'Così ora non sono più io che lo faccio, ma il peccato che abita in me.'

Ma perché, dice Paul, a volte mi comporto così? Che spiegazione può esserci? La sua risposta è che è perché ciò che fa non è fatto dal suo vero sé, dal suo uomo interiore, dalla sua natura rigenerata. Essa è compiuta piuttosto dal 'peccato che abita in lui' (questo in contrasto con l'inabitazione dello Spirito - Romani 8:9 ). È fatto come risultato di una disposizione carnale che è la casa del peccato, che è una parte del suo vecchio sé.

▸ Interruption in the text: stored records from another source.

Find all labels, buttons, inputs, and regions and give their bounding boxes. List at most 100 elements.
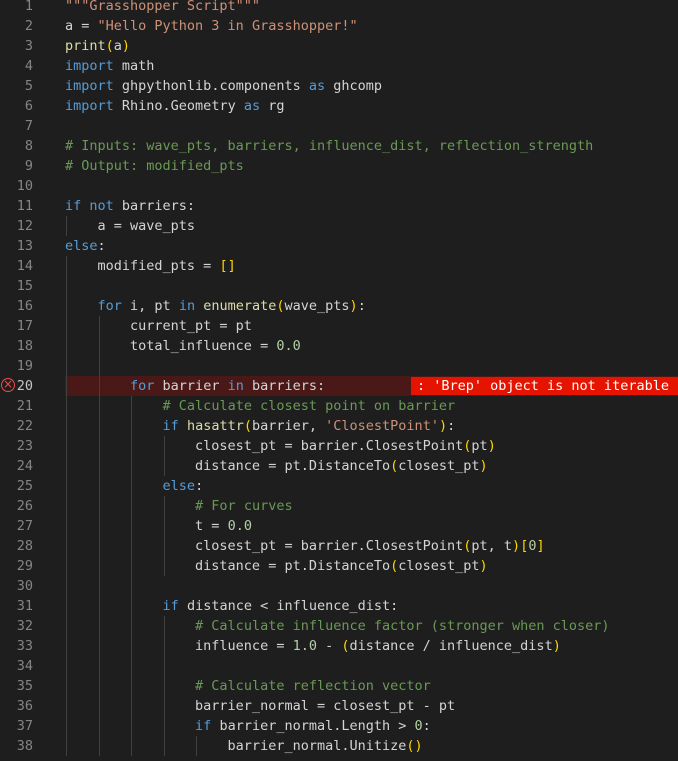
code-token: modified_pts = (65, 258, 220, 274)
line-number: 9 (24, 158, 33, 174)
code-line[interactable]: 22 if hasattr(barrier, 'ClosestPoint'): (0, 416, 678, 436)
error-icon[interactable]: × (1, 378, 15, 392)
code-line[interactable]: 8 # Inputs: wave_pts, barriers, influence… (0, 136, 678, 156)
code-line[interactable]: 34 (0, 656, 678, 676)
code-token: influence = (65, 638, 293, 654)
code-line[interactable]: 2 a = "Hello Python 3 in Grasshopper!" (0, 16, 678, 36)
code-line[interactable]: 16 for i, pt in enumerate(wave_pts): (0, 296, 678, 316)
code-token: [] (219, 258, 236, 274)
code-line[interactable]: 28 closest_pt = barrier.ClosestPoint(pt,… (0, 536, 678, 556)
code-text: for i, pt in enumerate(wave_pts): (65, 296, 366, 316)
code-line[interactable]: 11 if not barriers: (0, 196, 678, 216)
code-line[interactable]: 3 print(a) (0, 36, 678, 56)
code-token: barrier_normal.Length > (211, 718, 415, 734)
code-line[interactable]: 23 closest_pt = barrier.ClosestPoint(pt) (0, 436, 678, 456)
code-line[interactable]: 36 barrier_normal = closest_pt - pt (0, 696, 678, 716)
code-token: a = (65, 18, 98, 34)
code-line[interactable]: 6 import Rhino.Geometry as rg (0, 96, 678, 116)
code-text: if hasattr(barrier, 'ClosestPoint'): (65, 416, 456, 436)
code-line[interactable]: 37 if barrier_normal.Length > 0: (0, 716, 678, 736)
code-token: 0.0 (227, 518, 252, 534)
code-text: import ghpythonlib.components as ghcomp (65, 76, 382, 96)
code-token: 'ClosestPoint' (325, 418, 439, 434)
code-token: ) (552, 638, 561, 654)
code-line[interactable]: 14 modified_pts = [] (0, 256, 678, 276)
line-number: 3 (24, 38, 33, 54)
code-text: # Calculate closest point on barrier (65, 396, 456, 416)
code-line[interactable]: 25 else: (0, 476, 678, 496)
code-line[interactable]: 30 (0, 576, 678, 596)
code-line[interactable]: 35 # Calculate reflection vector (0, 676, 678, 696)
code-line[interactable]: 12 a = wave_pts (0, 216, 678, 236)
code-token: rg (260, 98, 285, 114)
code-token: ghpythonlib.components (113, 78, 309, 94)
code-token: : (97, 238, 106, 254)
code-line[interactable]: 20 × for barrier in barriers:: 'Brep' obj… (0, 376, 678, 396)
line-number: 33 (16, 638, 33, 654)
code-line[interactable]: 21 # Calculate closest point on barrier (0, 396, 678, 416)
code-token: import (65, 78, 114, 94)
code-text: total_influence = 0.0 (65, 336, 301, 356)
code-token: - (316, 638, 342, 654)
code-token: barrier (154, 378, 228, 394)
code-line[interactable]: 17 current_pt = pt (0, 316, 678, 336)
code-editor[interactable]: 1 """Grasshopper Script""" 2 a = "Hello Pyt… (0, 0, 678, 761)
code-token: wave_pts (284, 298, 350, 314)
code-line[interactable]: 5 import ghpythonlib.components as ghcomp (0, 76, 678, 96)
code-token: pt, t (471, 538, 513, 554)
code-token: i, pt (121, 298, 179, 314)
code-text: if not barriers: (65, 196, 195, 216)
code-text: modified_pts = [] (65, 256, 236, 276)
line-number: 30 (16, 578, 33, 594)
code-line[interactable]: 7 (0, 116, 678, 136)
code-text: """Grasshopper Script""" (65, 0, 260, 16)
line-number: 13 (16, 238, 33, 254)
code-text: current_pt = pt (65, 316, 252, 336)
code-line[interactable]: 10 (0, 176, 678, 196)
line-number: 21 (16, 398, 33, 414)
code-line[interactable]: 38 barrier_normal.Unitize() (0, 736, 678, 756)
code-line[interactable]: 4 import math (0, 56, 678, 76)
code-text: influence = 1.0 - (distance / influence_… (65, 636, 561, 656)
code-token: enumerate (203, 298, 277, 314)
code-text: # Calculate influence factor (stronger w… (65, 616, 610, 636)
code-line[interactable]: 29 distance = pt.DistanceTo(closest_pt) (0, 556, 678, 576)
line-number: 23 (16, 438, 33, 454)
code-line[interactable]: 15 (0, 276, 678, 296)
line-number: 34 (16, 658, 33, 674)
code-text: import Rhino.Geometry as rg (65, 96, 284, 116)
code-line[interactable]: 9 # Output: modified_pts (0, 156, 678, 176)
line-number: 27 (16, 518, 33, 534)
code-token: barrier, (252, 418, 326, 434)
line-number: 25 (16, 478, 33, 494)
line-number: 2 (24, 18, 33, 34)
code-token: : (422, 718, 431, 734)
code-line[interactable]: 13 else: (0, 236, 678, 256)
code-text: print(a) (65, 36, 130, 56)
code-line[interactable]: 31 if distance < influence_dist: (0, 596, 678, 616)
code-line[interactable]: 27 t = 0.0 (0, 516, 678, 536)
code-token: ) (121, 38, 131, 54)
code-line[interactable]: 18 total_influence = 0.0 (0, 336, 678, 356)
code-text: else: (65, 476, 204, 496)
code-line[interactable]: 32 # Calculate influence factor (stronge… (0, 616, 678, 636)
code-token: # Calculate influence factor (stronger w… (195, 618, 610, 634)
code-token: # Inputs: wave_pts, barriers, influence_… (65, 138, 594, 154)
code-line[interactable]: 26 # For curves (0, 496, 678, 516)
code-line[interactable]: 33 influence = 1.0 - (distance / influen… (0, 636, 678, 656)
code-token: t = (65, 518, 228, 534)
code-line[interactable]: 24 distance = pt.DistanceTo(closest_pt) (0, 456, 678, 476)
code-line[interactable]: 1 """Grasshopper Script""" (0, 0, 678, 16)
code-token: 0.0 (276, 338, 301, 354)
line-number: 16 (16, 298, 33, 314)
code-line[interactable]: 19 (0, 356, 678, 376)
code-text: # Calculate reflection vector (65, 676, 431, 696)
line-number: 7 (24, 118, 33, 134)
line-number: 18 (16, 338, 33, 354)
line-number: 22 (16, 418, 33, 434)
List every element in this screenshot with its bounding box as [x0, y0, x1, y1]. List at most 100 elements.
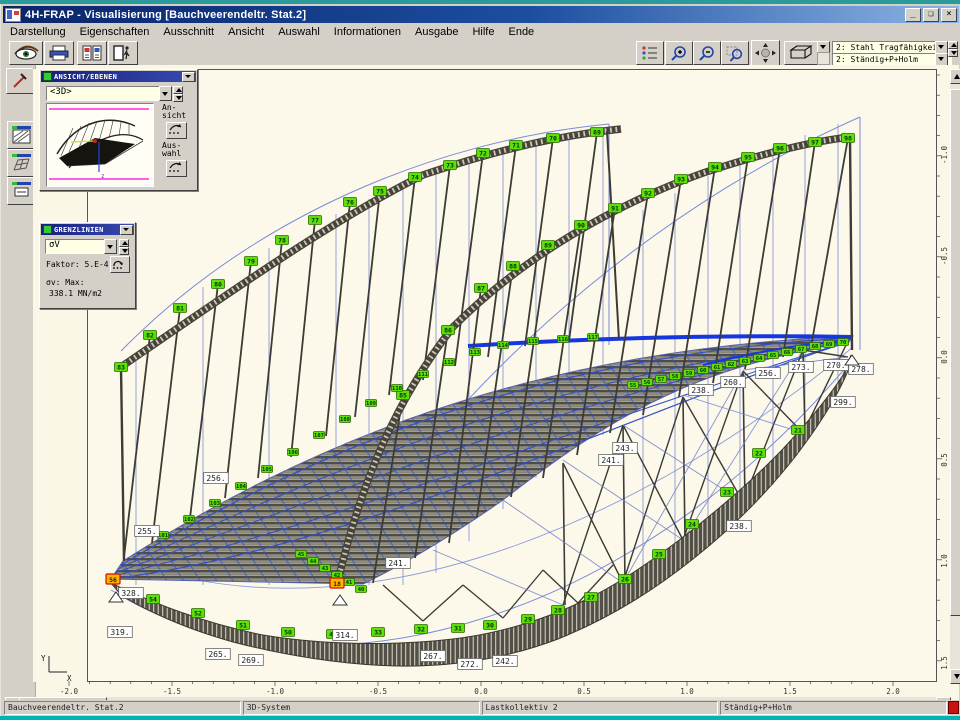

Ecco quindi la prima indicazione che Romani 7:15 non deve essere visto come l'intera sua esperienza. Sono piuttosto la sua esperienza quando il lato carnale di lui prende il sopravvento. Non è lui che lo fa, ma il peccato che abita in lui. Così lascia spazio a una parte della sua vita quando è lui che ha il controllo, e non la carne. In quei tempi egli 'adempie la Legge' ( Romani 8:4 ).

In effetti vede questa come una situazione così grave che la ripete ancora in Romani 7:20 . Ma con questo non sta negando la responsabilità del peccato. Sta semplicemente dicendo che non lo fa il suo "uomo nuovo" (l'uomo che nelle intenzioni è ora) ma il "vecchio" (l'uomo che era una volta, che ancora indugia, anche se crocifisso con Cristo ).

Qui vediamo l'importanza del metodo di Dio di renderci giusti con Sé. Se non potessimo riconoscere che questa parte peccaminosa di noi è stata effettivamente messa a morte sulla croce in modo che sia già stata punita, saremmo nella totale disperazione. Vedremmo la nostra situazione come senza speranza. Ma così com'è possiamo odiare le cose che facciamo pur conservando la nostra fiducia che Dio ci vede accettabili in Cristo, perché sa che le facciamo solo per debolezza.

D'altra parte, nel caso del non credente, molto di ciò che fa si diletta. Può persino vantarsi dei suoi peccati. Ma per il cristiano i suoi peccati sono un dolore e un dolore. Li odia anche mentre li fa. Questa è una prova che dimostra che è davvero un cristiano, anche se "debole".